We got all LED lights for our can lights, and we were a little nervous they'd have that industrial, fluorescent quality. They totally don't, in my opinion. I'll have to keep you posted about whether the cost of the LEDs is worth it, but all of the Internet reviews make it sound like they'll last until the kids are in college.
As always, there's one light fixture I particularly want to show you. I saw it in a magazine about three years ago, decided it would go in my dining room, and never wavered from that decision.
Not when the super-nice guy at the light store told me it was too big for my dining room.
And not even after looking at roughly forty zillion crystal chandeliers in various sizes, shapes, and price ranges. And who can resist a crystal chandelier?
Evidently, I can. I don't think this chandelier is for everyone, but the day it went it I spent about an hour laying in the floor gazing at it and taking lots of pictures. I think it's perfect for my family and perfect for this house.
So my awesome chandelier is made of blue bottles. They're supposed to be "vintage," but I'm not sure I believe that they are. No matter. I do think they're pretty. They're hung on some artfully rusty chains and metal that I also think is pretty. I like to think of them as my own indoor bottletree.
Here we go again! I don't think I'm crazy superstitious, or anything, but I like stories. I think the stories we tell about ourselves make us who we are, and as a nomad growing up, I kind of adopted stories I liked to give myself a background I didn't really feel like I had.

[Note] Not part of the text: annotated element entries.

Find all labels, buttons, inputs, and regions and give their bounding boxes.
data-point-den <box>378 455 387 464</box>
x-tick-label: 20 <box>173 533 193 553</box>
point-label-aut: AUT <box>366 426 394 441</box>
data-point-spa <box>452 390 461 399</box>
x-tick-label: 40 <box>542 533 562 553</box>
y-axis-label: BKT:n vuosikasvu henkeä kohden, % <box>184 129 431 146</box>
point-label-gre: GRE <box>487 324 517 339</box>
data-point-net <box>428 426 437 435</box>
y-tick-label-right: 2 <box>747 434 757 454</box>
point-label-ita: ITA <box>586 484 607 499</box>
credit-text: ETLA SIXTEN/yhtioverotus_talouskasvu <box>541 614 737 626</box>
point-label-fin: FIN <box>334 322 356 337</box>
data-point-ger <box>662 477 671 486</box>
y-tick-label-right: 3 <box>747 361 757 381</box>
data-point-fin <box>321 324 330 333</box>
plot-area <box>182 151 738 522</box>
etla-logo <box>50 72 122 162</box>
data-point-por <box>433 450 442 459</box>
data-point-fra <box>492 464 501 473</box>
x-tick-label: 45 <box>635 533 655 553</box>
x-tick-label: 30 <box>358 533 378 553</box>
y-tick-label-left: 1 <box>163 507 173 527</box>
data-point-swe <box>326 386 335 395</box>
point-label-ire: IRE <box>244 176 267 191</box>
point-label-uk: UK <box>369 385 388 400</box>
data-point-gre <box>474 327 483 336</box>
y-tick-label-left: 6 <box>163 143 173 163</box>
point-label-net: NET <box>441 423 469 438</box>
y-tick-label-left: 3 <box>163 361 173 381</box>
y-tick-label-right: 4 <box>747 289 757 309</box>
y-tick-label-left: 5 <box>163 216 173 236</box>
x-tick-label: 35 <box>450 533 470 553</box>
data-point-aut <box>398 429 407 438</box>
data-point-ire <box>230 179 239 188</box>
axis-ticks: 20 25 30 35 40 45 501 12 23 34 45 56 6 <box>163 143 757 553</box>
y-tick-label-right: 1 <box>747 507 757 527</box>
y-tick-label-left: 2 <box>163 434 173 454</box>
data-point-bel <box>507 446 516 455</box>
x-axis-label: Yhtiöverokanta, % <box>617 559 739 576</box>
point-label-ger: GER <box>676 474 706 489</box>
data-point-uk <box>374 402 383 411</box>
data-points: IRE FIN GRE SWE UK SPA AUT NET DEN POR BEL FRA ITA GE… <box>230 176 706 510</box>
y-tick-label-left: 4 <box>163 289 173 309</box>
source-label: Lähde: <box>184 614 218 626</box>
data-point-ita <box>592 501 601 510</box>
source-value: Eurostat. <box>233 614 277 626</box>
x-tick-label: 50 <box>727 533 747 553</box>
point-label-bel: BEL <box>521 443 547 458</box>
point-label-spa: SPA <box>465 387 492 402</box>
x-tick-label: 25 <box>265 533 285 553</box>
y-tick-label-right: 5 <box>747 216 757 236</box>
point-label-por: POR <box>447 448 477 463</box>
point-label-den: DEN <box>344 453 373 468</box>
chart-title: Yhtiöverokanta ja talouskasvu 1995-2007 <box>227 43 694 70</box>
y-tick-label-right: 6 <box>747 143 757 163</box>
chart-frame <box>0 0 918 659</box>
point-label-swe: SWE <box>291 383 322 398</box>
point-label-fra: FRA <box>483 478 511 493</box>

A lot of what I like about Southern culture is the way it shamelessly appropriates bits and pieces from "mother" cultures and spins them into a new thing. The South takes the refugees from every diaspora, welcomes them, and makes them at home.
So bottletrees are one of those things that are folk art now because people think they look cool (and they do!), but I guess they've been around forever in people's yards. They're another protection story; the
Internet says that in Africa, centuries ago, people believed that an empty bottle hung outside the home would capture roving evil spirits (like a genie) and keep the home's occupants safe from harm. So when people were brought here as slaves, they preserved their own culture as best as they could and started putting bottles on trees here to protect their homes. You'll see them all kinds of places, (like my favorite college-town
bakery, where I first learned about bottletrees), but the story is the same everywhere: put up a bottletree in your yard, and the evil things or haints that drift by in the night will get trapped in the bottles and will be burnt up by the rising sun. I know, people were totally obsessed with keeping the haints away. No one really knows why it became widespread; the Internet also links the practice to
witch balls as a Northern European tradition,
evil eye amulets near around the Mediterranean, and even the Native American story of the
dreamcatcher, so there's somethings about blue and glass and circles that speak to people everywhere of protection.
This is what I love; the idea is universal; no matter the culture. There are bad things in the world. As my favorite, favorite writer (Stephen King!) puts it, "
The world had teeth and it could bite you with them any time it wanted." I think slaves in antebellum America knew that well, not to be too glib about it. Fortunately, home is an antidote to the bad things, a guard against the teeth, and pretty things make the antidote stronger. Especially blue glass things. Especially shiny, milky blue glass bottles hung in concentric circles in one's dining room, bright against the darkness, yes?